Le dessinateur Ivan Reis n’en est plus à son premier contact avec Superman. C’est même un gage de continuité avec ce qui se faisait encore récemment avec ce personnage. Mais si l’on fait l’effort de ne regarder que le seul script, la patte de Bendis devient manifeste. Dans l’histoire des transferts entre Marvel et DC il y a deux grands cas de figures. Les scénaristes qui, sans se renier, improvisent selon la matière première à leur disposition. Typiquement un Geoff Johns écrivait les Avengers avec son style mais avec des mécanismes très différents de JSA. La chose vaut aussi pour Grant Morrison, selon qu’on le lise dans New X-Men et Batman. A l’inverse, il y a ceux qui écrivent chez un éditeur comme une continuation de ce qu’ils ont pu écrire chez l’autre. On pouvait reconnaître dans le Fourth World de Kirby le prolongement de Thor, dans la JLA d’Englehart la suite de ses Avengers.
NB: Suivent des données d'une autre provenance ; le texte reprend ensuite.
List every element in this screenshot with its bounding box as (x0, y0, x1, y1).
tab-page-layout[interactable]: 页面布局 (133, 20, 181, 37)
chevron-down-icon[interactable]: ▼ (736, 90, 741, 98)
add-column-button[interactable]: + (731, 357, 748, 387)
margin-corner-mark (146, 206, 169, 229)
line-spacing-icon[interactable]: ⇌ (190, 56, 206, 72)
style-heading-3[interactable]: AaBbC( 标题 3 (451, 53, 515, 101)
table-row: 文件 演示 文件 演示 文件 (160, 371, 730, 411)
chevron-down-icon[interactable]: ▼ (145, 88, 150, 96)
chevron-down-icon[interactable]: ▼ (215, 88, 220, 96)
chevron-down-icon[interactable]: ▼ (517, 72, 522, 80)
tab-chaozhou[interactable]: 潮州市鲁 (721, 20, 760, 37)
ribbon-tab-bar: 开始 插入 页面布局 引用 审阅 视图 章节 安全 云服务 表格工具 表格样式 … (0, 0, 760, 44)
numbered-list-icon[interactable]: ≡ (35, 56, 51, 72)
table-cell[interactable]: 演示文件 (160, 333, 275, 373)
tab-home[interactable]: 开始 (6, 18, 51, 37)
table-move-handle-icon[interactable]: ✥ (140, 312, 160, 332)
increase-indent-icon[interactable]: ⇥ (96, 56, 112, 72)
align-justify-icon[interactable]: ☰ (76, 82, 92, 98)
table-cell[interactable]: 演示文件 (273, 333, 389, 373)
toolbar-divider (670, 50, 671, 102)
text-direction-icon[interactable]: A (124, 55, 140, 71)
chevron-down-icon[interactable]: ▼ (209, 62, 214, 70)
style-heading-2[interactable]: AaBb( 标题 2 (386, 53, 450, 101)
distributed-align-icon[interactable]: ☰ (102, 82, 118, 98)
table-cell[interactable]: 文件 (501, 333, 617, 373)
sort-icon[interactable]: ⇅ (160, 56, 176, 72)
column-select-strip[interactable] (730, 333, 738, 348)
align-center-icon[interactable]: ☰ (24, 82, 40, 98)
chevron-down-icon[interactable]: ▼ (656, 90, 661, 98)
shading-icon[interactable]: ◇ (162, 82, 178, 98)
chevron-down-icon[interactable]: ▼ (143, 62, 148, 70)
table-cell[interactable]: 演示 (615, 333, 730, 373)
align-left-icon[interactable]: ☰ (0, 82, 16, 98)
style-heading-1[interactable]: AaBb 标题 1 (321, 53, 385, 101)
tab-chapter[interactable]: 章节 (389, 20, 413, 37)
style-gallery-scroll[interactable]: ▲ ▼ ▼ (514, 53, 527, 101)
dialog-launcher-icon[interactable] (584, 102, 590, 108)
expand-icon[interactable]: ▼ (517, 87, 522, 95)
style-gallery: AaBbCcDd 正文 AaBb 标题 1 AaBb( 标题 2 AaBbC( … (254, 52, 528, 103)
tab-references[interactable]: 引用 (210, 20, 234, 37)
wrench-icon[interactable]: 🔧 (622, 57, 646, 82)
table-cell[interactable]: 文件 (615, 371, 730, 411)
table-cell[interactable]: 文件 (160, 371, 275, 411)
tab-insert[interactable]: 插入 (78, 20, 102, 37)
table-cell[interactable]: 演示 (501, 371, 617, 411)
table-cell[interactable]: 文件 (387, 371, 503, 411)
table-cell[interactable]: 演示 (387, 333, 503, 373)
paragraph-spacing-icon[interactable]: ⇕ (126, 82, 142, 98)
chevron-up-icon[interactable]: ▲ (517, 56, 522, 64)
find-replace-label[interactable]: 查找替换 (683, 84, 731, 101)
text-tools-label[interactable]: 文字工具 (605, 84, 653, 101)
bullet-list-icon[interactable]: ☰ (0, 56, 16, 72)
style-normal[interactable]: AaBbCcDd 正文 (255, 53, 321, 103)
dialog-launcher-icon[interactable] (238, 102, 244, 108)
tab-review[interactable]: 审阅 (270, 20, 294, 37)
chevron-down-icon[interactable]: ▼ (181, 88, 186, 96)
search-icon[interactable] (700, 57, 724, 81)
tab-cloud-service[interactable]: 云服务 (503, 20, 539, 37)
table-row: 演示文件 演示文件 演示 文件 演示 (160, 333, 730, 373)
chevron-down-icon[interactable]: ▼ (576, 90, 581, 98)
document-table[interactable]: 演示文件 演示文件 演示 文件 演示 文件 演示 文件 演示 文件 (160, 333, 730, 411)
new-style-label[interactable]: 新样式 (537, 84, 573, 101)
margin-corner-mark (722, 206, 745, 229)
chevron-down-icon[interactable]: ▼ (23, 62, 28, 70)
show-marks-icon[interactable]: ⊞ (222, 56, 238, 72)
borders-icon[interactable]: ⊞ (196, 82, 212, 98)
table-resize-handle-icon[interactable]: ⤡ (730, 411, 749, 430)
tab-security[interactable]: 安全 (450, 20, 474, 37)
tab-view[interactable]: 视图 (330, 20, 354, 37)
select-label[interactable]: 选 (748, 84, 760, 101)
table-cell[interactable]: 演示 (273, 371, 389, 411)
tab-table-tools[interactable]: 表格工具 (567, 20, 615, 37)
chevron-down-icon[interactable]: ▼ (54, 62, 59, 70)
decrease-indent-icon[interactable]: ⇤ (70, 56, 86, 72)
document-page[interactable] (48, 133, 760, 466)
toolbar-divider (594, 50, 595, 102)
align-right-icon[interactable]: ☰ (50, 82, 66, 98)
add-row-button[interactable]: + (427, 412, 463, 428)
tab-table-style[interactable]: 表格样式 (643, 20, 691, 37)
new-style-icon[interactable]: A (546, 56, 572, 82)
Et Bendis semble s’orienter vers cette catégorie. Typiquement, il nous donne un récit réparti sur plusieurs époques, avec des aller-retours dans le temps. Introduit rapidement dans Action Comics #1000, l’extra-terrestre Rogol Zaar y gagne d’ailleurs, avec tout un travail de mise en place. Et si Bendis n’est pas le premier à utiliser un Conseil Galactique chez DC, celui qu’il montre ici a un air de famille prononcé avec ce qu’il écrivait dans Guardians of the Galaxy. Ce qui, traduit en des termes de fans-hooligans, peut se résumer bien sûr à un simple « si vous détestiez Bendis chez Marvel, vous allez le détester chez DC Comics ». Mais d’une, si vous avez détesté les 15 dernières années de Bendis, rendez-vous service et arrêtez de à la suivre à la fois ses projets et ce qui s’en dit. Par la force des choses cela ne vous concerne plus. De deux, de façon plus réaliste, mesurée et équitable, si un auteur reste cohérent dans son écriture, il n’en reste pas moins qu’il convient plus ou moins à certaines ambiances, certains personnages. Et là, de la même manière qu’il y avait un fossé entre son Daredevil et ses X-Men, il existe le même genre d’écart entre la fin expédiée de son Iron Man et ce début de son Superman. Sans pour autant juger à l’avance de tout un run, ce démarrage semble plutôt prometteur et atteste de la compatibilité de Bendis avec Kal-El.